High-tech scalpers hit World Series

Rockies aimed for fairness by selling online, but their ticket website says software 'robots' cut in line.

There is less joy in "Mile-highville" after a mighty 740,000 Colorado Rockies fans struck out on Tuesday, trying to score some World Seriestickets. But at least they had a chance to step up to the plate.

Not so the day before, when the team's designated online ticketing system shut down, swamped by nearly 10 million requests. The culprits were not desperate fans, the ticket company says, but automated software robots – known as bots – deployed by scalpers to cut in front of human buyers online.

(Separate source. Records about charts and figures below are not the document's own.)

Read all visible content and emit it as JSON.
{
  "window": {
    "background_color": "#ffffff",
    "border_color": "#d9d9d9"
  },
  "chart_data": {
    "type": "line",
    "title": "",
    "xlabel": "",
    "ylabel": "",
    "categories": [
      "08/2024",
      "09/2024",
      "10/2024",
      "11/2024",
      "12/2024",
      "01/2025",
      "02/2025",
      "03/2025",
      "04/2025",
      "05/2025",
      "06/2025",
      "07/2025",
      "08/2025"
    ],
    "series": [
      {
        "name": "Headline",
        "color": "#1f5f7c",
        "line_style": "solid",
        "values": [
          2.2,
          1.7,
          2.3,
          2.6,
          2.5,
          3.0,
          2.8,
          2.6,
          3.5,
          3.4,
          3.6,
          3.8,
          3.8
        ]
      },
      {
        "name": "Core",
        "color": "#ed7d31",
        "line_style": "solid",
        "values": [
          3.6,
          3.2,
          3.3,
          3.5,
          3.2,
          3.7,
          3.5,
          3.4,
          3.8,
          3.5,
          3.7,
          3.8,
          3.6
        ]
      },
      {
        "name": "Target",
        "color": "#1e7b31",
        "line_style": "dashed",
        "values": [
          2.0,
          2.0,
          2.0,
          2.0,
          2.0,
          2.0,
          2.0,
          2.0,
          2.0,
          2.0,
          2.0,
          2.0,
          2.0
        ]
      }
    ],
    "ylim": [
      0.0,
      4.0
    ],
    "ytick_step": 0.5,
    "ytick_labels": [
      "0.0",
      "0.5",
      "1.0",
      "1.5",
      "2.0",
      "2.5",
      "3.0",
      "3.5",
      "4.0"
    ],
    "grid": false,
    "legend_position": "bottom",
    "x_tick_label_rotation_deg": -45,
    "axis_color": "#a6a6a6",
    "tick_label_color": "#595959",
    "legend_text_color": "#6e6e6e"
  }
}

Bots are a growing problem for sports fans and concertgoers everywhere, although it's not clear how great a challenge they pose. The flap over Rockies' tickets illustrates the larger conundrum over online ticket sales. While the Internet has democratized the process of getting tickets to high-profile events – more people can go online than stand in lines overnight – it has also simplified and expanded high-tech scalping. Industry executives are wringing their hands over how to devise a fairer system.

"We love the Internet, but when you are a ticket-buyer and are forced to compete against thousands – if not millions – of people, what are your chances of getting a ticket?" asks Sean Pate, spokesperson for StubHub.com, a website for ticket reselling based in San Francisco. "I think we are at a situation where, to make it completely fair, we almost have to go back to the old way of ticket distribution, which is people lined outside of a box office spending the night."

In the case of the Colorado Rockies, the majority of the team's 52,000 World Series tickets went to local fans, says Shaw Taylor, a spokesman with Paciolan, the company handling the online sales. Four in 5 registered buyers lived in Colorado and the average order was roughly three tickets, he adds.

Bots still posed a problem on Tuesday, crowding online waiting rooms and "forcing a lot of valid buyers out," says Mr. Taylor. But it wasn't enough to force a repeat of the previous day's shutdown when, according to Taylor, the system was swarmed not only by ticket-seeking bots but also bots designed to crash the server.

Other industry executives suspect that Paciolan simply wasn't prepared to handle the legitimate traffic spike. Taylor declined, for reasons of security, to get into specifics of the attacks.

In any case, the use of automated bots is on the rise, Ticketmaster says. It estimates that on some days they account for 80 percent of all ticket requests on its website. The company won a first-ever court injunction this month against one automation service.

Court documents in that case show how high-tech scalping works. In a written declaration, scalper Chris Kovach explained how he used automated devices called "workers" from Ohio-based RMG Technologies, Inc. Mr. Kovach described sending out workers – sometimes more than 100 – to simultaneously hunt down tickets within a certain price point or to wait in "spinning" mode until additional tickets suddenly became available. RMG designed the workers, he adds, to defeat anti-bot defenses that force users to retype characters shown in a distorted image.

A spokesperson for RMG could not be reached. In court filings, the company argued that its product amounts to a form of an Internet browser requiring human interaction, not a bot. The federal judge disagreed, noting that RMG's website advertises its products as "let[ting] you do the work of a dozen people at once."

Many ticket-industry executives doubt the ruling will have a broad impact, with some veteran ticket brokers saying they didn't know the technology existed.

"I think that this tech is very small" in the marketplace, says Don Vaccaro, founder of TicketNetwork, based in Vernon, Conn.

If high-profile ticket scarcities are exacerbated more by the burgeoning Internet marketplace rather than automation, is the solution to revert to selling tickets offline?

That model, say experts, cuts out fans who might be traveling, wastes a lot of people's time, and favors those whose time is least valuable. Neither does it make sense to crack down on reselling tickets, since it will just drive the inevitable practice underground, they say. A dwindling number of states – down to six – have laws capping or forbidding the resale markup on tickets, according to the National Association of Ticket Brokers.

"The question of regulation is not whether there should be a ban on resale, but whether teams should be forced to think carefully about their initial allocation of tickets so they are 'fair,' " says Dan Elfenbein, a business professor at Washington University in St. Louis and author of a study on sports ticketing. Venue owners in the future, he says, will probably grow more sophisticated about allocating tickets for long-term fans, children, locals, or other groups.

The Rockies opted instead to put their inventory online for general sales, creating opportunities for scalpers who knew how to manipulate the system, he says. "It's fair in the sense of an open playing field, but it's unfair in that you'd think they'd want to give preferential treatment to those who live in the Denver area or who are long-term ticket holders."

Holding back tickets, however, isn't always popular either. Recent complaints from parents trying to buy tickets for Disney's Hannah Montana performances in the Midwest have prompted attorneys general in several states to investigate what caused the ticket scarcity.

Newspaper reports have blamed some of the shortage on venue owners withholding tickets. Ticketmaster says scalpers used automation software to acquire some of the tickets.